Estimates of the economic loss from WannaCry range from as low as $1 billion to as much as $8 billion, although insurance capacity is likely to only cover a very small proportion of the financial impact at this time.
However, interest in buying cyber insurance coverage has jumped since the WannaCry attack, which will increase the penetration of these types of ransomware coverage, meaning a similar attack in the future could result in a much greater proportion of the costs falling to re/insurers.
Symantec said that WannaCry is just one of three examples of a cyber attack that could be deemed systemic that have been seen in the last 12 months, citing the Mirai botnet and internet of things vulnerability and the Amazon S3 outage as two other cyber related events that could have resulted in a massive aggregation of claims.
“Fortunately each of the three events likely only had a modest financial impact on cyber-insurers,” Millaire told eWeek. “However insurers can no longer look at their portfolios and ignore the fact that there are hidden cyber-aggregation risks, regardless of whether the insurer is writing a specific cyber-insurance policy or other policies that might get triggered by a cyber-catastrophe.”
So far in 2017 ransomware is thought to have cost industries around $5 billion, which is fifteen times the number seen two years ago, according to.
This figure includes much more than just the costs of paying ransoms, with business interruption due to system downtime a major contributor, as well as loss of productivity and damaged or destroyed data.

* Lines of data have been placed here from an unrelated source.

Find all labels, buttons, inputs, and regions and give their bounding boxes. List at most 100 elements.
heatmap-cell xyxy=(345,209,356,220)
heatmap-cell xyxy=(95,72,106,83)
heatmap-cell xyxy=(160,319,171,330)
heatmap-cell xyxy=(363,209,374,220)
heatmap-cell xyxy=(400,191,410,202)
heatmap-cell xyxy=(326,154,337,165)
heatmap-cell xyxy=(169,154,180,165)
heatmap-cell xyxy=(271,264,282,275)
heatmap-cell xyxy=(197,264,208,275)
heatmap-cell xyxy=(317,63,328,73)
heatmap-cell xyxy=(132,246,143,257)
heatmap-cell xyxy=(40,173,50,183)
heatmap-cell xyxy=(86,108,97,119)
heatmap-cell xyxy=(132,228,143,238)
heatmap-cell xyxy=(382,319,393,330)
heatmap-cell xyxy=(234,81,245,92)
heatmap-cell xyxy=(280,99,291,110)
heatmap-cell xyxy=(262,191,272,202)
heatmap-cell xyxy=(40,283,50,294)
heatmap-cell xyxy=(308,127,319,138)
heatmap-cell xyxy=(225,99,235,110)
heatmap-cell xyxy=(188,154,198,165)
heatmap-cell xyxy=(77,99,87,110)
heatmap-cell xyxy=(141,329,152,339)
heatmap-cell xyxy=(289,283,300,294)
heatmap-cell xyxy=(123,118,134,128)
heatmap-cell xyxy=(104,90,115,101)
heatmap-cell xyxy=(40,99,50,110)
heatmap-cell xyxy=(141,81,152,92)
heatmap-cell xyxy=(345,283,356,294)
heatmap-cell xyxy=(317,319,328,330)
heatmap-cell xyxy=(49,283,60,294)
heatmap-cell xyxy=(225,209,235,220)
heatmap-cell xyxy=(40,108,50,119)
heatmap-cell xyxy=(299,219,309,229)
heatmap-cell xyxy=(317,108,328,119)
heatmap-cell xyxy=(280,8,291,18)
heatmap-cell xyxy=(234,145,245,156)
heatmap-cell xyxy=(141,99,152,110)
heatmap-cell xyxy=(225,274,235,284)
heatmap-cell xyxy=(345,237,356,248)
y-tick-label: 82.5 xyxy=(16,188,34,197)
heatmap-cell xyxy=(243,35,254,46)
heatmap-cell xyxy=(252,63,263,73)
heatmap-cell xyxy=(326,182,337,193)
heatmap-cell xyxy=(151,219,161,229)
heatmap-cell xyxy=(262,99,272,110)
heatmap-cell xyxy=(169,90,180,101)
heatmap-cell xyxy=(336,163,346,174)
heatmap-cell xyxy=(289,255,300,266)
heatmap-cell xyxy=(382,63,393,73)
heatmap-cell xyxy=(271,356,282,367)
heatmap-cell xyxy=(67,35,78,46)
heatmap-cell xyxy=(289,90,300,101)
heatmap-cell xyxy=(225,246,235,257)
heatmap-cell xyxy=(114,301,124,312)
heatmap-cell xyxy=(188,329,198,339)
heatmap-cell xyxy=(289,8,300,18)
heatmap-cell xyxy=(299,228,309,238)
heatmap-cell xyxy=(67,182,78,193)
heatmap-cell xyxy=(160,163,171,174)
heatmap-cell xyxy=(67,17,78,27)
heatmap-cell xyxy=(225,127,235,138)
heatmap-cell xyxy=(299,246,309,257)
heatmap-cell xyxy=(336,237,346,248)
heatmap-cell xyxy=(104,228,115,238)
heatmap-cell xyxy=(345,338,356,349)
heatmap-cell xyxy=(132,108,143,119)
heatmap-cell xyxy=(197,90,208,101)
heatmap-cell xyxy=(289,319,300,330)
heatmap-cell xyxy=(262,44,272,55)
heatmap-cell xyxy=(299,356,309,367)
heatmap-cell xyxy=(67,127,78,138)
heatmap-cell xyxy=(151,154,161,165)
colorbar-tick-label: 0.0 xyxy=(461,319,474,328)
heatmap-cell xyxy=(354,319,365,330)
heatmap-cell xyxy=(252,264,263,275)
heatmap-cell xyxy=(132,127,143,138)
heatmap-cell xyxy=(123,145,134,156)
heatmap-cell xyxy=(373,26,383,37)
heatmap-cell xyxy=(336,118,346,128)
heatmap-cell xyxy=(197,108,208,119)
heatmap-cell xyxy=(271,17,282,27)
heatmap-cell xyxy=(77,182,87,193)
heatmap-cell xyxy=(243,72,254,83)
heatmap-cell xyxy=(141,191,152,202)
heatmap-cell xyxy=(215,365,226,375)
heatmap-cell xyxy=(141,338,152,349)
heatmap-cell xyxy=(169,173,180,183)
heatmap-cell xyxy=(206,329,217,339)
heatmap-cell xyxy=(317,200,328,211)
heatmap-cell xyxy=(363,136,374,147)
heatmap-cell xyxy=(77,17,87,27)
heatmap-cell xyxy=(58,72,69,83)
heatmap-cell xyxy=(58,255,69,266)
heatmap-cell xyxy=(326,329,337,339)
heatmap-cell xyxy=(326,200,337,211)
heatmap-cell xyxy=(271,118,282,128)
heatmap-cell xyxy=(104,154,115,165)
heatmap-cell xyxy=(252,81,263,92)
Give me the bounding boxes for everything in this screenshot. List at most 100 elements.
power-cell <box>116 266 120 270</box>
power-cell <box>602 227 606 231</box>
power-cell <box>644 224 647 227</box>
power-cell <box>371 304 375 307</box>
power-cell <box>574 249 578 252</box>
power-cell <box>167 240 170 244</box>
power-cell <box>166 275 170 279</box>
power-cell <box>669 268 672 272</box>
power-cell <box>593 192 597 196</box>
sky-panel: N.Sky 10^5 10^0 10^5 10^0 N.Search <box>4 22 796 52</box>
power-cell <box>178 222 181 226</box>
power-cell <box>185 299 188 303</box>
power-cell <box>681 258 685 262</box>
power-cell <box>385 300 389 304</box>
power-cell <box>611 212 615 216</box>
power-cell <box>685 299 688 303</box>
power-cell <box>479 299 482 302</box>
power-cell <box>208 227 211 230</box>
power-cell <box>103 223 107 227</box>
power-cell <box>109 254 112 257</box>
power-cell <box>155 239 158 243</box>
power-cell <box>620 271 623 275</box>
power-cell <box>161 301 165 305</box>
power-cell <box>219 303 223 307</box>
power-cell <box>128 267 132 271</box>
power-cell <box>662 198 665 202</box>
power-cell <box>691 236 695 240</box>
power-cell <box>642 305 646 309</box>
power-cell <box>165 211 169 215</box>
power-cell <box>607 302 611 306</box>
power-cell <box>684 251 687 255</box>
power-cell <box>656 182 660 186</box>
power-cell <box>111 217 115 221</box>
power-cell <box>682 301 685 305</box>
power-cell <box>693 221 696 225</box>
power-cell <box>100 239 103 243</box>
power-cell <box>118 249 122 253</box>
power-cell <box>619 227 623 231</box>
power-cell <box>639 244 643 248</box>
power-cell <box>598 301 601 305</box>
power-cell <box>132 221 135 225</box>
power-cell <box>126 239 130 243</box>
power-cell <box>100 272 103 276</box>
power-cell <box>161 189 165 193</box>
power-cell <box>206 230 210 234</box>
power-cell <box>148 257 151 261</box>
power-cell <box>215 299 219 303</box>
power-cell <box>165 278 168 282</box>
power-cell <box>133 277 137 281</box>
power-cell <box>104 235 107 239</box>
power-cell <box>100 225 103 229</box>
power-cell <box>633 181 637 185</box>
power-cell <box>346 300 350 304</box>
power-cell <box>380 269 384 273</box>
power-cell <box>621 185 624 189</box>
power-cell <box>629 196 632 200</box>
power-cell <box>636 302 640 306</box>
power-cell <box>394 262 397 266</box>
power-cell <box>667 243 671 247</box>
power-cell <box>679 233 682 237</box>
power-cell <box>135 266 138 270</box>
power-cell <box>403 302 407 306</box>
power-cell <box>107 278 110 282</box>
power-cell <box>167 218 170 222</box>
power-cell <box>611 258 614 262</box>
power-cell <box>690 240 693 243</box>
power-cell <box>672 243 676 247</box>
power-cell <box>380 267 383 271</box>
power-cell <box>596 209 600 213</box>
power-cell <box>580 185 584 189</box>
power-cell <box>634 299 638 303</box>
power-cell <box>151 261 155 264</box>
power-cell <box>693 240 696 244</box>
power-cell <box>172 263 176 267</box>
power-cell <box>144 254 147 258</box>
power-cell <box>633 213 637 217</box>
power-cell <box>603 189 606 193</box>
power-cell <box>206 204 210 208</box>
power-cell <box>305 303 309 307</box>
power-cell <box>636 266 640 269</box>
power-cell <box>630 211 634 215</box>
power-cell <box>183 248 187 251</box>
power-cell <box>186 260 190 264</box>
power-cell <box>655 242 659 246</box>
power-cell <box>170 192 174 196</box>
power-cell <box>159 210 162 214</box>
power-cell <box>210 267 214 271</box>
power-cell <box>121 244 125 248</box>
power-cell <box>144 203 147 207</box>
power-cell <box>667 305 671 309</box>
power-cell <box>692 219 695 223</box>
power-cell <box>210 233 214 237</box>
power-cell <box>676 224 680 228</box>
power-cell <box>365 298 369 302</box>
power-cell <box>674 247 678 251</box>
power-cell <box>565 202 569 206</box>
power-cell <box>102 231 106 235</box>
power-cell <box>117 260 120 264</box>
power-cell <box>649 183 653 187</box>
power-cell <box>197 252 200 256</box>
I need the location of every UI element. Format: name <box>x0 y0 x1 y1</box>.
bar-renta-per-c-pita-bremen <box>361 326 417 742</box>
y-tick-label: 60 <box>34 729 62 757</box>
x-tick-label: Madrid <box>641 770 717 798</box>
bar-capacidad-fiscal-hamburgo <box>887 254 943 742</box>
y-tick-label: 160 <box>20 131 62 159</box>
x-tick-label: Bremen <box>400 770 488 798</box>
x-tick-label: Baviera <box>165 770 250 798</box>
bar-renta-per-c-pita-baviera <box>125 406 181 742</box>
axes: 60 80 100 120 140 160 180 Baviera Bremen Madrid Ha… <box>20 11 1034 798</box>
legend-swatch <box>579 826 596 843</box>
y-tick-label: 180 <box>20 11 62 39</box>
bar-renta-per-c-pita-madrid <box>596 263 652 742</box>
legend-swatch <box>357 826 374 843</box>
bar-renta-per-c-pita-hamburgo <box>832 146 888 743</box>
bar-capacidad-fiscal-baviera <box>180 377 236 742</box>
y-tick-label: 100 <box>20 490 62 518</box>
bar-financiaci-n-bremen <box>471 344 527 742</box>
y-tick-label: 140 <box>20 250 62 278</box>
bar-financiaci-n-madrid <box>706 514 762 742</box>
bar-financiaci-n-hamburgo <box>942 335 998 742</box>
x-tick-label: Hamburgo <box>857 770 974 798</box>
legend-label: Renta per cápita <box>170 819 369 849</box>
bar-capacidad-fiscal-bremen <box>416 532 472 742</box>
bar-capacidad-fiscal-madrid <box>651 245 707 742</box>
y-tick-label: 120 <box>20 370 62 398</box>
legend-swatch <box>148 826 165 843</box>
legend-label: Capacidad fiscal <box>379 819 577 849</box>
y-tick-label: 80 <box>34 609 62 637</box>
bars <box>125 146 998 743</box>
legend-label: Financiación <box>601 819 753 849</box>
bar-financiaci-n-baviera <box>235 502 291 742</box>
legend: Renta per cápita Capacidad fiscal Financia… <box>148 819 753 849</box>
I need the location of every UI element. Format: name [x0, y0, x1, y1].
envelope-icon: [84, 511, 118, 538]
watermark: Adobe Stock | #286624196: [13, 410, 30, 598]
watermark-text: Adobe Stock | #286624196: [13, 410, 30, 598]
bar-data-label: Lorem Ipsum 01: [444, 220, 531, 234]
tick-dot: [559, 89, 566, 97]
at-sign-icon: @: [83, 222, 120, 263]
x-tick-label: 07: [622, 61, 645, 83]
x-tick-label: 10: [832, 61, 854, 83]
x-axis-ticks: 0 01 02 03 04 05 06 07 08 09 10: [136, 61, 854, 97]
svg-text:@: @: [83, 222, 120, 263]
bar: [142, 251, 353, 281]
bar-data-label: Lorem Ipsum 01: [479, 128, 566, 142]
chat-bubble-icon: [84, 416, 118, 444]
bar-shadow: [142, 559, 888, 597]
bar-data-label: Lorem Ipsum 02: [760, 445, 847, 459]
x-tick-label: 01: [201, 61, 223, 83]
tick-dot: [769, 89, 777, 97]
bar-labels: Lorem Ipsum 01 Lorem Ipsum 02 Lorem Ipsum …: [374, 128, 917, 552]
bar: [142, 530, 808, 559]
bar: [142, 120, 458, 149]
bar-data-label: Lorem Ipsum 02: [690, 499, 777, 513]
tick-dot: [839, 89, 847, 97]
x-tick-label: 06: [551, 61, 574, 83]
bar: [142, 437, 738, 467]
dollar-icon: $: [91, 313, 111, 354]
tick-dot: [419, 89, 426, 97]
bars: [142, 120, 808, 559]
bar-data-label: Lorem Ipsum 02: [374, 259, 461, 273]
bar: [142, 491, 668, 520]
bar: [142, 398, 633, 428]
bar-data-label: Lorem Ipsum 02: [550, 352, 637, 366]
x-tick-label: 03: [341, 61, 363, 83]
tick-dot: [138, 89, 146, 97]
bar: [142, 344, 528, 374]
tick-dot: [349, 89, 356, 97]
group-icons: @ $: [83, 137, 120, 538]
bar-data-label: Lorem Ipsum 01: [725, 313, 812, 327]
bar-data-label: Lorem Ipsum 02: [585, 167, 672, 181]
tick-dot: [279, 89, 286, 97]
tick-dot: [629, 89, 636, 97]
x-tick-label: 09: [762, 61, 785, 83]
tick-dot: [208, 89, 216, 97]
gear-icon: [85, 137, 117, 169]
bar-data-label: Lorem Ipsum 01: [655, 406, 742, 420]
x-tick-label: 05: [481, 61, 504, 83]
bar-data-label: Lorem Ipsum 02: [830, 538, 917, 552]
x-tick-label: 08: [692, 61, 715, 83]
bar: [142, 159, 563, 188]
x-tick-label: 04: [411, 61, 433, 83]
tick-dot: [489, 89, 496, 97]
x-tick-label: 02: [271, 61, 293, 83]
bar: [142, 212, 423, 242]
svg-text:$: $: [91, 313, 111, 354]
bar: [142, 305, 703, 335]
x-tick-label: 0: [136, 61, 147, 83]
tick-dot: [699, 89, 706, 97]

It’s clear that a wide-reaching self-propagating attack, similar to WannaCry, that hits an unpatched vulnerability in a major computer operating system could result in huge numbers of insurance claims. This aggregation could then result in numbers big enough to see reinsurance markets having to support the claims payouts.
Deductibles are of course an issue, particularly with ransom payments themselves typically being low. But if the aggregation of claims relates to business interruption and other related classes of business, the total could rise very quickly indeed.
WannaCry has certainly provided a wake-up call to underwriters and to re/insurers assuming cyber risks. Whether it will prove the catalyst for a new way of analysing, underwriting and transferring cyber risks remains to be seen.